The problem was aggravated by the envisaged closure of Saldanha Steel, in contravention of one of the undertakings AMSA made in exchange for the introduction of duties. When the state introduced the protectionist tariff one of the clauses was that AMSA give a developmental price to the rerolling and downstream industries. This was also intended to promote exports. Heunis said that never materialised. “The duties that have been introduced make the steel more expensive. Instead of developing the industry, the steel industry is actually shrinking.”
Responding to allegations that it did not uphold its end of the bargain, AMSA said it has in fact honoured its commitments regarding pricing to re-rollers.
“The fact that the company does not now supply steel to Duferco is due to commercial issues which Duferco has refused to resolve, not because of steel availability or delivery,” AMSA said. It said that Duferco has not purchased from ArcelorMittal SA since January 2022, while continuing to import subsidised steel.
Select Steel director Craig Parry referred to a disjointed pricing structure at AMSA, drawing data from the five most expensive regions in the world. Parry said the pricing was not current or real, as the cheapest supplier, China, was not included in this data.
“Some companies have closed due to lack of steel supply, while larger companies have to go on to shorter time because of shortages,” he said.
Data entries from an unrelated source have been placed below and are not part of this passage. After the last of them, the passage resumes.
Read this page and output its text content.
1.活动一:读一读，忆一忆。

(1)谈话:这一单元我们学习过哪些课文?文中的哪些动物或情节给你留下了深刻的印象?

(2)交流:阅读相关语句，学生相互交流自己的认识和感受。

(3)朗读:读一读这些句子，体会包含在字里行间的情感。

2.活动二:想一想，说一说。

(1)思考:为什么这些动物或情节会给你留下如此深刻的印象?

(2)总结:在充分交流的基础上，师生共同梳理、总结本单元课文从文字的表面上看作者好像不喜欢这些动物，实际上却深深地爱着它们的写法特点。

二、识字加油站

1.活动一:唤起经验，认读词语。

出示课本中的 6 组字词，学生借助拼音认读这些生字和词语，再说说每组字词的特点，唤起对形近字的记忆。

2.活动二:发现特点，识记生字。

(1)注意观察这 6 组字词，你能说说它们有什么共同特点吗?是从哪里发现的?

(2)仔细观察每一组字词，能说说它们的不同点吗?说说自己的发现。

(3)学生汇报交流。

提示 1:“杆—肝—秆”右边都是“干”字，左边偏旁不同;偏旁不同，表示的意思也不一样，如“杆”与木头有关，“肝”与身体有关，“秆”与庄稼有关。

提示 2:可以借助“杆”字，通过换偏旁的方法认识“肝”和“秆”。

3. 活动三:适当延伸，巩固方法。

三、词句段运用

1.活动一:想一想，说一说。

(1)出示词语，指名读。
Heunis bemoaned ArcelorMittal previously discounted prices for the vehicle industry by about R4,000 a tonne while maintaining high pricing for the hardware sector. “If you think about it, the guy who is using galvanised steel to build a shack cannot afford a car, but he is paying R4,000 per tonne more for that material. The guy that can afford a car does not live on the breadline yet he gets the benefit from ArcelorMittal of a cheaper price,” said Heunis.
AMSA hit back, saying its flat product prices were capped in line with an international basket price agreed with the government in 2017. The group said it ensured that pricing took into account market dynamics and customer requirements, “in contrast to DSP who has abandoned its SA customers”.
The department of trade, industry & competition did not respond to a request for comment.
Steelmaking remains a key strategic industry for SA. According to the SA Iron and steel institute, SA’s production fell 42% by June compared with the previous matching period’s.
In the light of expected lower demand, it expects 2022’s total steel consumption to be 8,2% lower than last year’s, with all indications pointing to 25% of the usage being imported product.